The CPD report filed at the time of the incident stated that officers responded to 7121 Crestview Drive to find "beer cans strewn around the front yard." No one answered the knocking at the front door, but officers saw Roberts exit through the garage door and observed him to be "very intoxicated." He admitted to officers that there had been a verbal altercation between him and his brother-in-law and sister-in-law, but said "everything is fine."
Officers said minutes later a woman exited the residence holding a telephone and when officers attempted to ask her what had happened, she ignored them and continued talking on the telephone. "When speaking with the female, I noticed Mr. Roberts signaled something to the female, seemingly telling her not to say anything," the report stated.
Officers asked the woman, later identified as GiGi Cruikshank, to go inside the residence so they could speak with her further, but the report indicated she was reluctant to answer questions.
In the meantime, the report stated Roberts began to use "foul language and refused to cooperate with officers' orders." When officers attempted to handcuff him, the report stated he became "combative, by flailing ... his hands and continued to use foul language." He was eventually placed in the back of a patrol vehicle.
Officers persisted in speaking with Mrs. Cruikshank, but she refused to tell them where her husband was. Another officer began searching the house and found James Kevin Cruikshank in a back bedroom. The report described his behavior as "very aggressive and combative."
When officers attempted to arrest Cruikshank, he became more irate and began fighting, requiring the use of a Taser on him, as well as physical blows, before he could be placed in handcuffs, the report stated. While officers were attempting to handcuff him, Mrs. Cruikshank tried to intervene, and despite repeated warnings, she persisted and was placed under arrest, as well, according to the report.

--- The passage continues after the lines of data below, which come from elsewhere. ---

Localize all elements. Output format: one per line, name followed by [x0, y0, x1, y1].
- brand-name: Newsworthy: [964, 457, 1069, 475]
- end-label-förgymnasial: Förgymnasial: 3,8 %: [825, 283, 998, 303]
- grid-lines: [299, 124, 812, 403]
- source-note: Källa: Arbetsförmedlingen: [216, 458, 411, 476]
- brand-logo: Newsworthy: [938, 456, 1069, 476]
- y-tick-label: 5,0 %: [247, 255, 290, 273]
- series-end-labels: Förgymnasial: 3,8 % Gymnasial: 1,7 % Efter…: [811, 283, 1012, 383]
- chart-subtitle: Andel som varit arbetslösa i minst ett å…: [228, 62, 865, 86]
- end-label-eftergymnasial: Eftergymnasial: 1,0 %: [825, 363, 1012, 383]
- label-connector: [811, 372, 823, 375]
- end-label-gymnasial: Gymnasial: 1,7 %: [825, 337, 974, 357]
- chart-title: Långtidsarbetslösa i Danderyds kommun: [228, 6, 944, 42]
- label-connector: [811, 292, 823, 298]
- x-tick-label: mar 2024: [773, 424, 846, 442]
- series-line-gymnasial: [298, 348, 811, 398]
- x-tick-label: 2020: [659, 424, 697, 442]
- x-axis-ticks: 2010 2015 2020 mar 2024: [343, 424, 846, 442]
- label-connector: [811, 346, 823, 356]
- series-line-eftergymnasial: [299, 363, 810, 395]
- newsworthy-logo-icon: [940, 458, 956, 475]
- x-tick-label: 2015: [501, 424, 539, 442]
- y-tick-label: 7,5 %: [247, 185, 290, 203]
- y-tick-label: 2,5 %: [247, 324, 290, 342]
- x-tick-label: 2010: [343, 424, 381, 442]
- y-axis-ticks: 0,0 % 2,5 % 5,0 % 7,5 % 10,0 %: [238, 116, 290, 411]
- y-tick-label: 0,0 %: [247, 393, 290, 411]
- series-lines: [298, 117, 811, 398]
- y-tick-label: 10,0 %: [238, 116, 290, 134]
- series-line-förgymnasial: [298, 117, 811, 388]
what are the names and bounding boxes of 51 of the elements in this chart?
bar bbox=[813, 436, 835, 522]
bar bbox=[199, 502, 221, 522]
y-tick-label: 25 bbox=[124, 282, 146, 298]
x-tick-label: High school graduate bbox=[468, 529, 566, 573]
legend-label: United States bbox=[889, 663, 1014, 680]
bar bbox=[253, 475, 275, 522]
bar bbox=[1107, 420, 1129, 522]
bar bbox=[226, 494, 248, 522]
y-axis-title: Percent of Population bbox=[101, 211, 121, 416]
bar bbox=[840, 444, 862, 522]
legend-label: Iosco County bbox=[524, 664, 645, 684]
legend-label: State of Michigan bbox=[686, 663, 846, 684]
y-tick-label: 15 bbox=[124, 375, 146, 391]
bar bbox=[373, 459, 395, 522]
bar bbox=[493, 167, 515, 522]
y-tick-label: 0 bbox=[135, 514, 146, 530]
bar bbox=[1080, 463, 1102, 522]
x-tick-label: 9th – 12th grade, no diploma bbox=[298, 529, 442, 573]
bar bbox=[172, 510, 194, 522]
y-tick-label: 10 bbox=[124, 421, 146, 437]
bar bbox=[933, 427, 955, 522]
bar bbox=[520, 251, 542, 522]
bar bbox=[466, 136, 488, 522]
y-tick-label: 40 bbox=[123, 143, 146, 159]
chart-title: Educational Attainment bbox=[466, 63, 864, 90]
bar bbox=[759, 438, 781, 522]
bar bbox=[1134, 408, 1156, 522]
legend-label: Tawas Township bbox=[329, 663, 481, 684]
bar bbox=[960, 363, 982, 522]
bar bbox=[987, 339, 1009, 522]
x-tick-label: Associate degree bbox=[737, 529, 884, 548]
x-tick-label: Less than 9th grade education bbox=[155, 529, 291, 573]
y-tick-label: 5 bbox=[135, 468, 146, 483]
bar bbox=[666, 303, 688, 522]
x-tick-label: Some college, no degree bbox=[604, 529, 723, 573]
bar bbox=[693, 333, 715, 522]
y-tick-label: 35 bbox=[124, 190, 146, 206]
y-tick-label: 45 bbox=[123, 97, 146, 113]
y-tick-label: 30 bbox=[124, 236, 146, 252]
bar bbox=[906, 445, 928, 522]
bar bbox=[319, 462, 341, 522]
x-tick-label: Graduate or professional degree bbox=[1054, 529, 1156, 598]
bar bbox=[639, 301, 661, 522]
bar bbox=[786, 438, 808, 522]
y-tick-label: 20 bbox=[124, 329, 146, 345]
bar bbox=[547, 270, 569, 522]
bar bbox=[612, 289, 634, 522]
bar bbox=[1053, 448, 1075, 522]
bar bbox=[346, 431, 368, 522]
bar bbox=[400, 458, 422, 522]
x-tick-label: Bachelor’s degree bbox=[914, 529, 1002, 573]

Mr. Cruikshank was ultimately Tasered a second time after he had been removed from the patrol unit for medical personnel to check him and then refused to get back into the vehicle.
Meanwhile, Capes, the mother of Mrs. Cruikshank and Judge Roberts, arrived on the scene and, according to the incident report, "exited her vehicle and approached officers in an aggressive manner. She was redirected several times to return to her vehicle; however, she refused." She was also placed under arrest.